Remember that a Grand Jury Packet can only be done if you have not yet been indicted. This is just another reason it is important to hire an attorney as soon as you have been charged with a criminal case.
An expunction is like a magic eraser that, in the end, means that your arrest and prosecution never occurred. In fact, when an expunction is granted, you can legally say that you were never charged with a criminal case. When a judge signs an expunction order, certified copies are delivered to all of the relevant agencies, such as the police department that arrested you, the sheriff's department that detained you, and the district attorney's office that prosecuted you. This order from the judge requires the agencies to physically destroy all documents and evidence relating to your criminal case as well as remove any evidence of the case from their computer systems. From that point forward, you no longer have a criminal record. Unfortunately, expunctions are not available in all situations. Texas law limits the privilege of expunctions to certain situations, such as when a person is found not guilty at trial, when a person receives a pardon, when a person is arrested but the arresting agency never files the case, or when a person's arrest was based on false information.

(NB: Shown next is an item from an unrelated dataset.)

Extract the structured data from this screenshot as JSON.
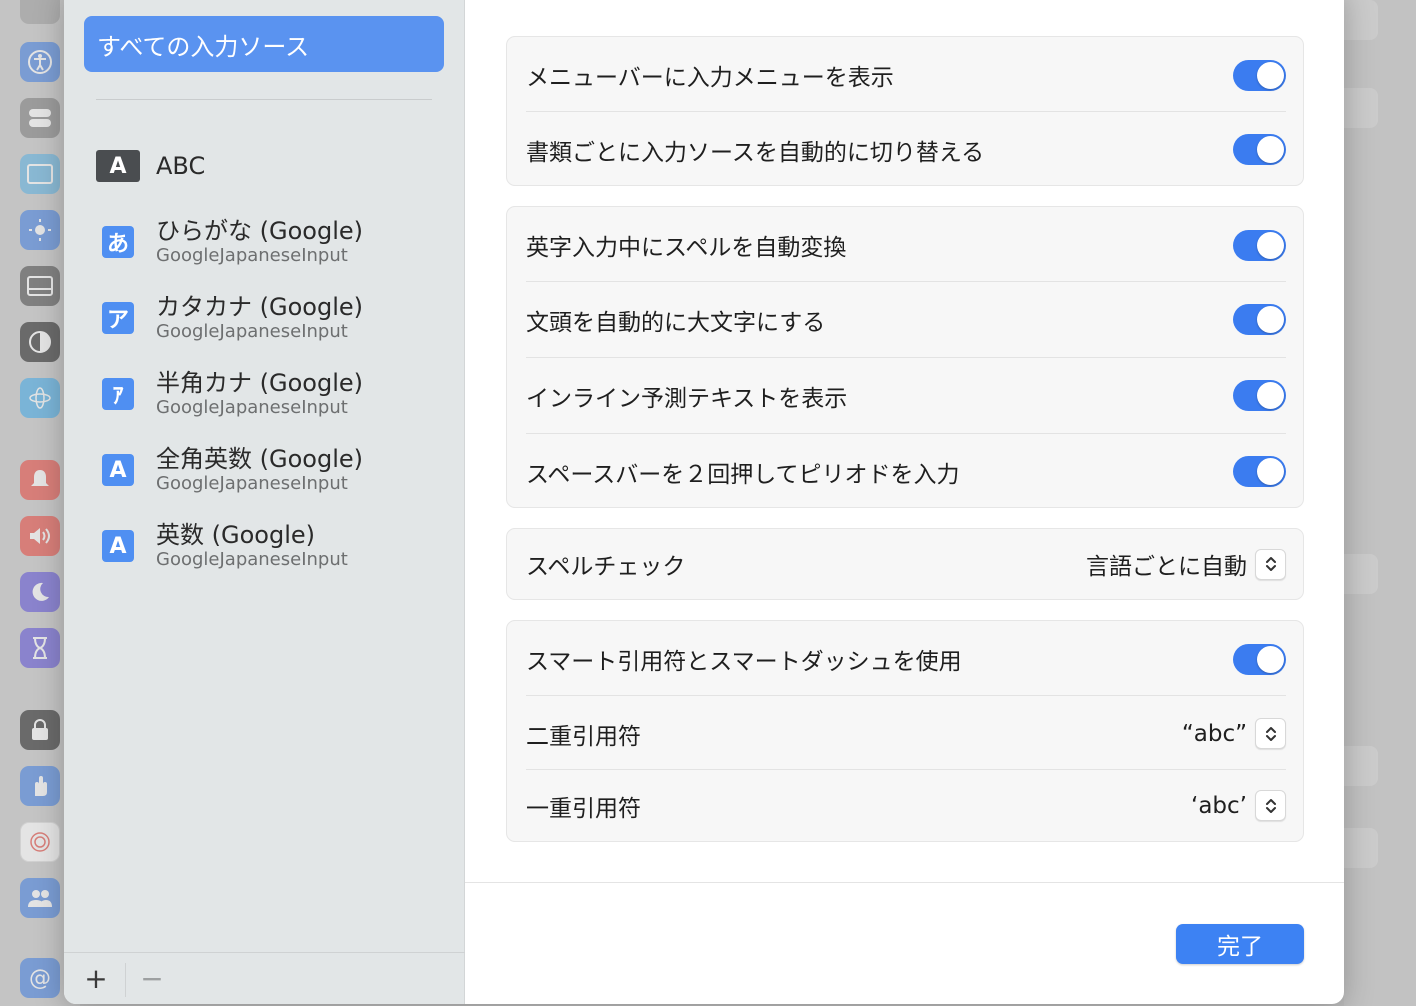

Even when an expunction is not an option, a Petition for Non-Disclosure often is. Although a non-disclosure order does not require the agencies involved to destroy the records related to a person's case, it does require the agencies to seal those records. Once the records are sealed, only government agencies and private agencies with special security clearance will be able to view them. This means that, when you apply for an apartment or a job, these records will not be seen unless the agency has special clearance to view such records. Petitions for Non-Disclosure are most often used in situations where a person has had her case dismissed after successfully completing a deferred probation.
A criminal record can make it difficult to do many things necessary to everyday life, like getting a job (especially if the charge was theft) or rent an apartment (especially if the charge was assault). If either of these options is available to you at the end of your case, I strongly encourage you to take advantage of them.
In several areas of this website, I have discussed the importance of an ALR hearing. Again most attorneys handle their own ALR hearings, but some of those who are not familiar with how to conduct an ALR hearing send their DWI and DUI clients to me. If your attorney does not handle ALRs—or foolishly tells you that you don't need one—please feel free to call me and I would be happy to handle it for you. ALR hearings are the first, and often the most valuable, tool in your DWI or DUI defense.
Finally, many attorneys don't realize that you can have your ALR suspension rescinded when you win your DWI or DUI case. There is an important reason to go back and have the suspension rescinded even if the suspension ended a year ago. Here's an example of how important this is: If you are found Not Guilty at your DWI or DUI trial and have the offense expunged from your criminal record, no one will know that the offense ever occurred. Theoretically, not even law enforcement will know. However, a smart cop will see the ALR activity on your driving record and know that there must have been a DWI or DUI case that went along with it. This will put you at much higher risk for another DWI investigation.